In the current seven-year budget, the CAP accounted for almost a third of funding—around 387 billion euros, of which 270 billion euros are directly paid to farmers.
The announcement sets the stage for two years of fraught negotiations between the European Parliament and 27 member states—with the largest and richest countries keen to avoid paying more.
Unlike in the previous budget, the EU has debts due from the Covid pandemic, when states teamed up to borrow 800 billion euros to support the bloc’s economy. These are estimated to cost 25-30 billion euros a year from 2028.
The previous 2021-2027 budget was worth around 1.2 trillion euros and made up of national contributions and money collected by the EU, such as customs duties.
National contributions will grow slightly from 1.13 percent of member states’ gross national income to 1.15 percent plus 0.11 percent devoted to repaying the Covid loan.
The commission will also seek to raise about 58 billion euros a year by collecting money directly through five instruments, including its carbon border tax and a levy on electronic waste.
Members of the EU parliament made it clear the budget was not enough.
“However you try to package this, what we have is a real-terms investment and spending freeze,” said a statement from the EU lawmakers tasked with steering the budget through parliament.
“It is the status quo, which the commission has always insisted is not an option,” said the lawmakers, who include Siegfried Muresan of the parliament’s biggest political group, the EPP, to which von der Leyen belongs.
Fearful of a spending overhaul that would cut their revenue, hundreds of European farmers kept up the pressure on the commission on Wednesday with a protest outside the building in Brussels organised by pan-European agriculture lobby group Copa-Cogeca.
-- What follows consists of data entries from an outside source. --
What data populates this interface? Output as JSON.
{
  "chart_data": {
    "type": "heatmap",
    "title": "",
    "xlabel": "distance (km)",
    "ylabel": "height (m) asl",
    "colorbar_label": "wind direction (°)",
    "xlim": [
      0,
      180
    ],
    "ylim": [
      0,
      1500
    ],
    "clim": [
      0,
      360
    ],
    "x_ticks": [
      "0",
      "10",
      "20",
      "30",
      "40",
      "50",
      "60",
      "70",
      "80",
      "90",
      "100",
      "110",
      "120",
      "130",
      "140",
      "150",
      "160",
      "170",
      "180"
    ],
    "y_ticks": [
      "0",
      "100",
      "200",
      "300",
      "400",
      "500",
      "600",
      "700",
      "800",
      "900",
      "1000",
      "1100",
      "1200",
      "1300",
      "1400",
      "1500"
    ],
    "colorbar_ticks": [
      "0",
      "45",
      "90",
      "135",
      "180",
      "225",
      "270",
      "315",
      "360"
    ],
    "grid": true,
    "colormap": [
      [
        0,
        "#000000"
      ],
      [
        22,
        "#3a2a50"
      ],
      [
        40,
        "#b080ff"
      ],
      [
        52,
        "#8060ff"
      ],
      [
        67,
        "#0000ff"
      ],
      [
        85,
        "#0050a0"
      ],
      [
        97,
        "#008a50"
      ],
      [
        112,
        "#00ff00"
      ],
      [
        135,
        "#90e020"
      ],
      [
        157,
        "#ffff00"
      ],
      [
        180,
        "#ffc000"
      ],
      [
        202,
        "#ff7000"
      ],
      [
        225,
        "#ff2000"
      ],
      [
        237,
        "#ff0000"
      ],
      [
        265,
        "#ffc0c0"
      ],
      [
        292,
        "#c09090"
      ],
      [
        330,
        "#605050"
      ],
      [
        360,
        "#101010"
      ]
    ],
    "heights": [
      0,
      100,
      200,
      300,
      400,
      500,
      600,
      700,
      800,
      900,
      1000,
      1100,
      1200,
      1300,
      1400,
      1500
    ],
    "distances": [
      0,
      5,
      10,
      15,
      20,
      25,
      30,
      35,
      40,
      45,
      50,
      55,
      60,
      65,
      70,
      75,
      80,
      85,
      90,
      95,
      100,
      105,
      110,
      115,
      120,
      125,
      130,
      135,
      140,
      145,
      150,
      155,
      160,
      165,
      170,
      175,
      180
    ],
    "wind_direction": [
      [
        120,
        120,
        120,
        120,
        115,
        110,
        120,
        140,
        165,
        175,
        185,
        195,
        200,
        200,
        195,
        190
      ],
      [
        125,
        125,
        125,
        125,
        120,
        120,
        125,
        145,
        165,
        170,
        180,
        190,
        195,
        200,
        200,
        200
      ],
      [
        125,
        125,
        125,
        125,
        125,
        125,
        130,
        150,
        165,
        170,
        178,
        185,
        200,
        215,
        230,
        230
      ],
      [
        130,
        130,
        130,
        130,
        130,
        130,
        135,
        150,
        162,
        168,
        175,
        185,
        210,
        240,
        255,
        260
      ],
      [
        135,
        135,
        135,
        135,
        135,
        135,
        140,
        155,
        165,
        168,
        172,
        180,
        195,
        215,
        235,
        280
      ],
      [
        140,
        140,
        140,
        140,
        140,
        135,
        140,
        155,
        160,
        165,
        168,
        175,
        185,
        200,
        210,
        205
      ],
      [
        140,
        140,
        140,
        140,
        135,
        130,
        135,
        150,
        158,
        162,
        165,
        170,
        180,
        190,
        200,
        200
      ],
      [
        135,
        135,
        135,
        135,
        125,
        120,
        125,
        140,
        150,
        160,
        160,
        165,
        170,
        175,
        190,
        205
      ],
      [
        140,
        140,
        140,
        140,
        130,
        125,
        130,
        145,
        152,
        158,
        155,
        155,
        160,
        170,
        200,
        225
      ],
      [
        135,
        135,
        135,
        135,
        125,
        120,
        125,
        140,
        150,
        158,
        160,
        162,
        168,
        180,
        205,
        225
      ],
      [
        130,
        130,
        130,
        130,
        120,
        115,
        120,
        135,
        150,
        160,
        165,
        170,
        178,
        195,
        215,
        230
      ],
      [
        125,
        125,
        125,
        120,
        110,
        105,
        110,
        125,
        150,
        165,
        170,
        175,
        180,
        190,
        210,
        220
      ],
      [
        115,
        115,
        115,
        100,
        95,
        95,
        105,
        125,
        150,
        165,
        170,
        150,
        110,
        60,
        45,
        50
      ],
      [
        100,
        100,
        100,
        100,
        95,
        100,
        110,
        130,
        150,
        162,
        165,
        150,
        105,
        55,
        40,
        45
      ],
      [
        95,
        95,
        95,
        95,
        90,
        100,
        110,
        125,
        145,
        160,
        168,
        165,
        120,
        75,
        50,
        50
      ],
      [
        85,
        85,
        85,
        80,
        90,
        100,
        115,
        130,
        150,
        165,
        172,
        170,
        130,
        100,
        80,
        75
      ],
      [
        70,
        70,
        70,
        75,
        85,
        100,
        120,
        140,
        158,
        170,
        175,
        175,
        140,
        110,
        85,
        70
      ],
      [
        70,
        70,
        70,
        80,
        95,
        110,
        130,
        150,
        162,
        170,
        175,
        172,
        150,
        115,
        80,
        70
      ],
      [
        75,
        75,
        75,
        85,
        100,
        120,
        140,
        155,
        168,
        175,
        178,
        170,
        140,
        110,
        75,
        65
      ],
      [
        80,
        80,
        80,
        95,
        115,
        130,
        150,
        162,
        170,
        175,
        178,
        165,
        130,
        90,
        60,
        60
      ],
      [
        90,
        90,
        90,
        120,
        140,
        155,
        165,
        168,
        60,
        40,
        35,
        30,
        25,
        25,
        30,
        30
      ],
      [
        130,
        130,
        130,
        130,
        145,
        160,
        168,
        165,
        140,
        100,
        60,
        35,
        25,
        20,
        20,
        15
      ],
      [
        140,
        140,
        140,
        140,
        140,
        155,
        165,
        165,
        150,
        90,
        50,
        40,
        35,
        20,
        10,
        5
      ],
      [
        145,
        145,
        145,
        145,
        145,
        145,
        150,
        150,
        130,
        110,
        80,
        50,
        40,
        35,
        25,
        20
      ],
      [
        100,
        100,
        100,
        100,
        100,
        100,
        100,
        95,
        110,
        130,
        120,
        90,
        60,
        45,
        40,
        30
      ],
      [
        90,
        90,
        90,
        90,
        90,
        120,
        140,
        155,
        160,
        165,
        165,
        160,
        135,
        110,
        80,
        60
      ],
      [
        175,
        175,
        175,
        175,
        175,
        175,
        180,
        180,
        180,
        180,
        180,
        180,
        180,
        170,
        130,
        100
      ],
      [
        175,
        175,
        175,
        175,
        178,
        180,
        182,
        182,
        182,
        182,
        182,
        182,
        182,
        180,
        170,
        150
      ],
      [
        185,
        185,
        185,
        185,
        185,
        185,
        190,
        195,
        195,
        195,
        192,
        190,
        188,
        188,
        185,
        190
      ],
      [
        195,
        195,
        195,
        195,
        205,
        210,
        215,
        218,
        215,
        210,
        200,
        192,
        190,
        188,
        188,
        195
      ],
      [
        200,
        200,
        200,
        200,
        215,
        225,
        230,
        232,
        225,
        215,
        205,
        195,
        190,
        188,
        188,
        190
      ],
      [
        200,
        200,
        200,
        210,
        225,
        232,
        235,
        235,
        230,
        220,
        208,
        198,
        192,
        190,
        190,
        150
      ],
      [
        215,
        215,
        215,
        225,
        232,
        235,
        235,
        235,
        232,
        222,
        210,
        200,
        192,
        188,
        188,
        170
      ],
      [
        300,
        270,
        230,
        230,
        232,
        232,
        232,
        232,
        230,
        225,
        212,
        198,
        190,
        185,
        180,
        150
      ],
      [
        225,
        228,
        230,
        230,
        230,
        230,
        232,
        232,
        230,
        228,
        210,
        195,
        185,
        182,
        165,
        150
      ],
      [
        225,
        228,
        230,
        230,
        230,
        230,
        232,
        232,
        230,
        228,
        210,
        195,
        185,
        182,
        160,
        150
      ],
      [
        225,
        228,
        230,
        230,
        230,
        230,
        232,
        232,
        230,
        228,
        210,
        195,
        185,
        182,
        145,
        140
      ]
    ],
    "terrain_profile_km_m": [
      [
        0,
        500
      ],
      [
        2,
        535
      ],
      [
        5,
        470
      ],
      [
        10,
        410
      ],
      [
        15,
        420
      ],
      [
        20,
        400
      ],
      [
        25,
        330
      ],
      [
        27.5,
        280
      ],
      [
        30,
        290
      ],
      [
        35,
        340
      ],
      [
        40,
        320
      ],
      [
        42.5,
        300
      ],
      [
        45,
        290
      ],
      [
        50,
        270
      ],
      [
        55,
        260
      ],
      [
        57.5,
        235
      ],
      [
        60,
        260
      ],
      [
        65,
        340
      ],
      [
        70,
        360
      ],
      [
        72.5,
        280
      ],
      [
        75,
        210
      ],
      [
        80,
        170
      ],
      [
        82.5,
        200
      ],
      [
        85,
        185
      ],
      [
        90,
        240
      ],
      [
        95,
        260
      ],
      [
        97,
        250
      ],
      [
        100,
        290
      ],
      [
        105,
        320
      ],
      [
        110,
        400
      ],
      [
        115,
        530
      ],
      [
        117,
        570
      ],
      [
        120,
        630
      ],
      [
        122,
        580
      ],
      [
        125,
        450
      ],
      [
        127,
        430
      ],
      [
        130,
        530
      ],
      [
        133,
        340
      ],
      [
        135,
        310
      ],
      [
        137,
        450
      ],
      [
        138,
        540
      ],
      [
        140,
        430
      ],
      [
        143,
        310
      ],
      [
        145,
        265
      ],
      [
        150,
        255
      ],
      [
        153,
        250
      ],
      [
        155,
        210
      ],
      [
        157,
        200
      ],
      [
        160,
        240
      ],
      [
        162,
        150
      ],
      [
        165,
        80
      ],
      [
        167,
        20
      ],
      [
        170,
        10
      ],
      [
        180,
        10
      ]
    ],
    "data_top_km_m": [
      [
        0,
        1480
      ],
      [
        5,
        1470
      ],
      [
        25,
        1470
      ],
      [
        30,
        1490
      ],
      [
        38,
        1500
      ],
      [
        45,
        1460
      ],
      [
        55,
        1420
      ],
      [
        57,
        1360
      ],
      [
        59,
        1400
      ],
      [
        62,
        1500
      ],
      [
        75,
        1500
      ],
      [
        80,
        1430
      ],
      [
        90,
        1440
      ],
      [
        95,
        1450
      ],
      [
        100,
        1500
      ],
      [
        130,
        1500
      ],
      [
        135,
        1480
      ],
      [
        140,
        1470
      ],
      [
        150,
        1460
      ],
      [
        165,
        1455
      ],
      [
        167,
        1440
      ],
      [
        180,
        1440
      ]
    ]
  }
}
French farmers are some of the biggest CAP beneficiaries.
“This proposal is a provocation,” said Arnaud Rousseau, head of France’s leading farmers’ union, the FNSEA, during the demonstration in Brussels. “If (our) message is not heard, we will return,” he said.
His warning raised the spectre of another confrontation after last year’s protests across Europe by farmers upset at cheap imports, low margins, and the burden of environmental rules.